According to the U.S. Census Bureau, 37 million Americans live below the poverty line--and that's to judge by official standards for poverty that are absurdly low. Thirty-three million Americans live in households that don't have an adequate supply of food.

Meanwhile, the rich have only gotten richer. The top 1 percent of the population has more than a third of the country's wealth, and the top 5 percent own almost 60 percent. The already small share owned by the bottom 80 percent has been shrinking.

What gains that U.S. workers have made are the product of past struggles, not gifts from the ruling class. Now those gains are being rolled back. So the reality of the U.S. today is hardly this myth of happy, well-off consumers.

Consumer spending does represent a large portion of the U.S. economy--by some estimates, as much as 60 percent. But it doesn't drive the system.

U.S. corporations spend massive amounts of money on advertising to convince us we need their products. Estimates of business spending on advertising last year was $150 billion--but that's still just one-third of the Pentagon budget.

American workers have little say over what they buy or how it is produced. That people feel satisfaction in the choices they do get to make as consumers is less a measure of real choice and instead how little say we have in any of the truly meaningful questions about our lives--what we do at work, how we're taken care of when we're sick, whether the U.S. goes to war.

Consumption is a both a relief from the pressures of capitalism and part of its trap. But it doesn't drive the system.
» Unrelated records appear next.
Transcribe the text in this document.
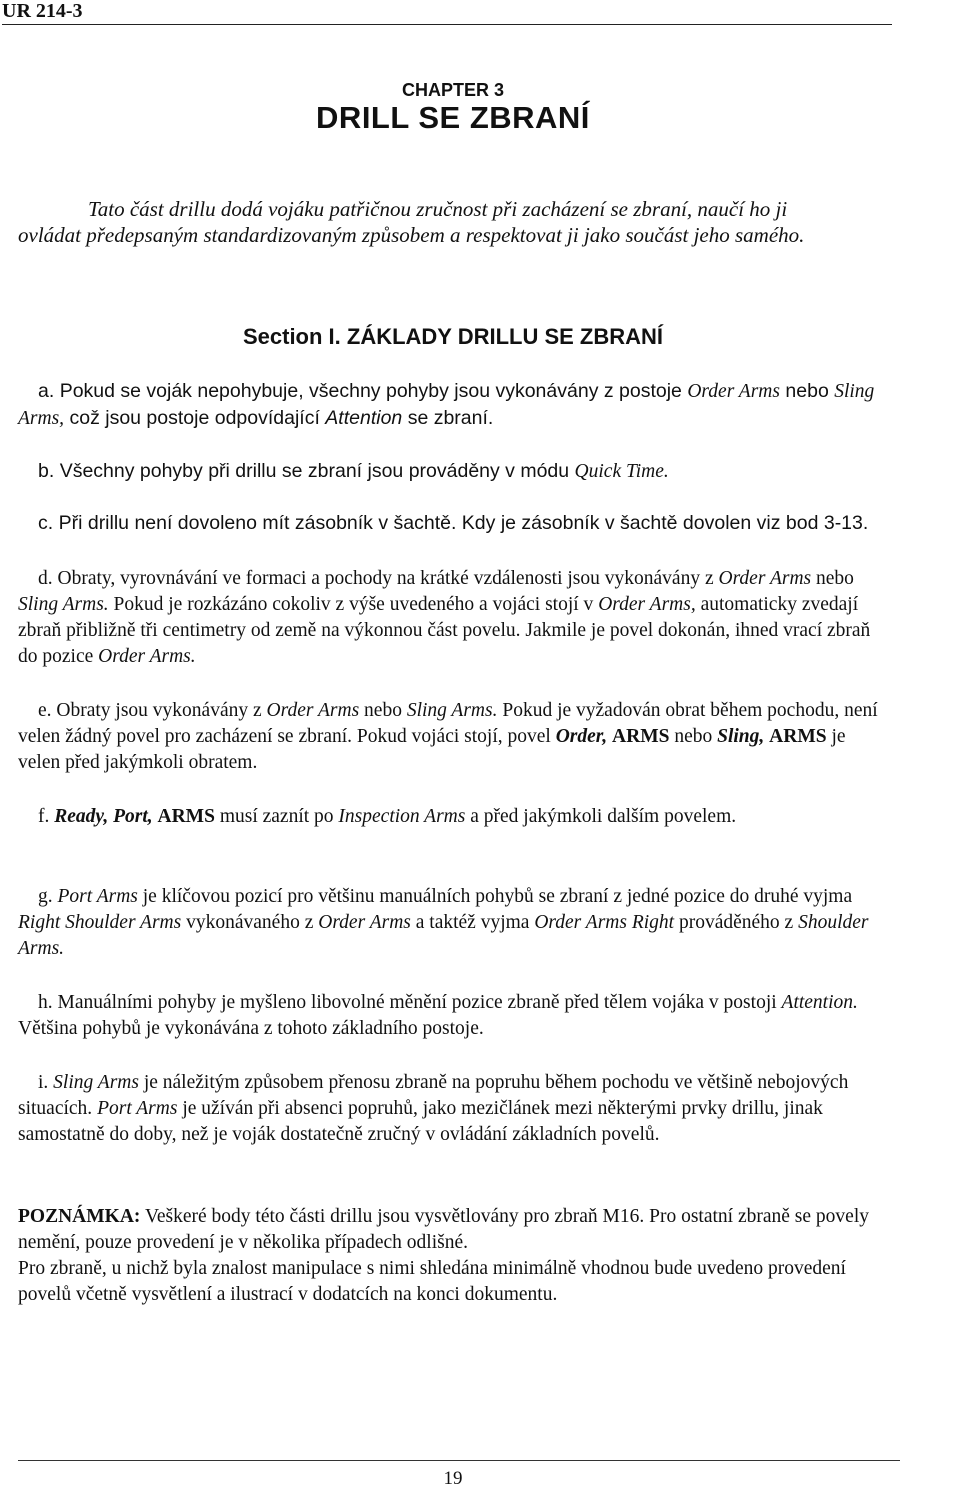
UR 214-3
CHAPTER 3
DRILL SE ZBRANÍ
Tato část drillu dodá vojáku patřičnou zručnost při zacházení se zbraní, naučí ho ji ovládat předepsaným standardizovaným způsobem a respektovat ji jako součást jeho samého.
Section I. ZÁKLADY DRILLU SE ZBRANÍ
a. Pokud se voják nepohybuje, všechny pohyby jsou vykonávány z postoje Order Arms nebo Sling Arms, což jsou postoje odpovídající Attention se zbraní.
b. Všechny pohyby při drillu se zbraní jsou prováděny v módu Quick Time.
c. Při drillu není dovoleno mít zásobník v šachtě. Kdy je zásobník v šachtě dovolen viz bod 3-13.
d. Obraty, vyrovnávání ve formaci a pochody na krátké vzdálenosti jsou vykonávány z Order Arms nebo Sling Arms. Pokud je rozkázáno cokoliv z výše uvedeného a vojáci stojí v Order Arms, automaticky zvedají zbraň přibližně tři centimetry od země na výkonnou část povelu. Jakmile je povel dokonán, ihned vrací zbraň do pozice Order Arms.
e. Obraty jsou vykonávány z Order Arms nebo Sling Arms. Pokud je vyžadován obrat během pochodu, není velen žádný povel pro zacházení se zbraní. Pokud vojáci stojí, povel Order, ARMS nebo Sling, ARMS je velen před jakýmkoli obratem.
f. Ready, Port, ARMS musí zaznít po Inspection Arms a před jakýmkoli dalším povelem.
g. Port Arms je klíčovou pozicí pro většinu manuálních pohybů se zbraní z jedné pozice do druhé vyjma Right Shoulder Arms vykonávaného z Order Arms a taktéž vyjma Order Arms Right prováděného z Shoulder Arms.
h. Manuálními pohyby je myšleno libovolné měnění pozice zbraně před tělem vojáka v postoji Attention. Většina pohybů je vykonávána z tohoto základního postoje.
i. Sling Arms je náležitým způsobem přenosu zbraně na popruhu během pochodu ve většině nebojových situacích. Port Arms je užíván při absenci popruhů, jako mezičlánek mezi některými prvky drillu, jinak samostatně do doby, než je voják dostatečně zručný v ovládání základních povelů.
POZNÁMKA: Veškeré body této části drillu jsou vysvětlovány pro zbraň M16. Pro ostatní zbraně se povely nemění, pouze provedení je v několika případech odlišné.
Pro zbraně, u nichž byla znalost manipulace s nimi shledána minimálně vhodnou bude uvedeno provedení povelů včetně vysvětlení a ilustrací v dodatcích na konci dokumentu.
19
This drive for profit pushes capitalism to create new wants and new needs, and to conquer every corner of the globe. As Karl Marx and Frederick Engels wrote in the Communist Manifesto:

The need of a constantly expanding market for its products chases the bourgeoisie over the entire surface of the globe. It must nestle everywhere, settle everywhere, establish connections everywhere.

The bourgeoisie has through its exploitation of the world market given a cosmopolitan character to production and consumption in every country. In place of the old wants, satisfied by the production of the country, we find new wants, requiring for their satisfaction the products of distant lands and climes.

American workers suffer at the hands of the same companies that exploit workers in the rest of the world. They don't benefit from U.S. corporate, political and military domination of other countries. They have a common interest in fighting back together with their fellow workers around the world.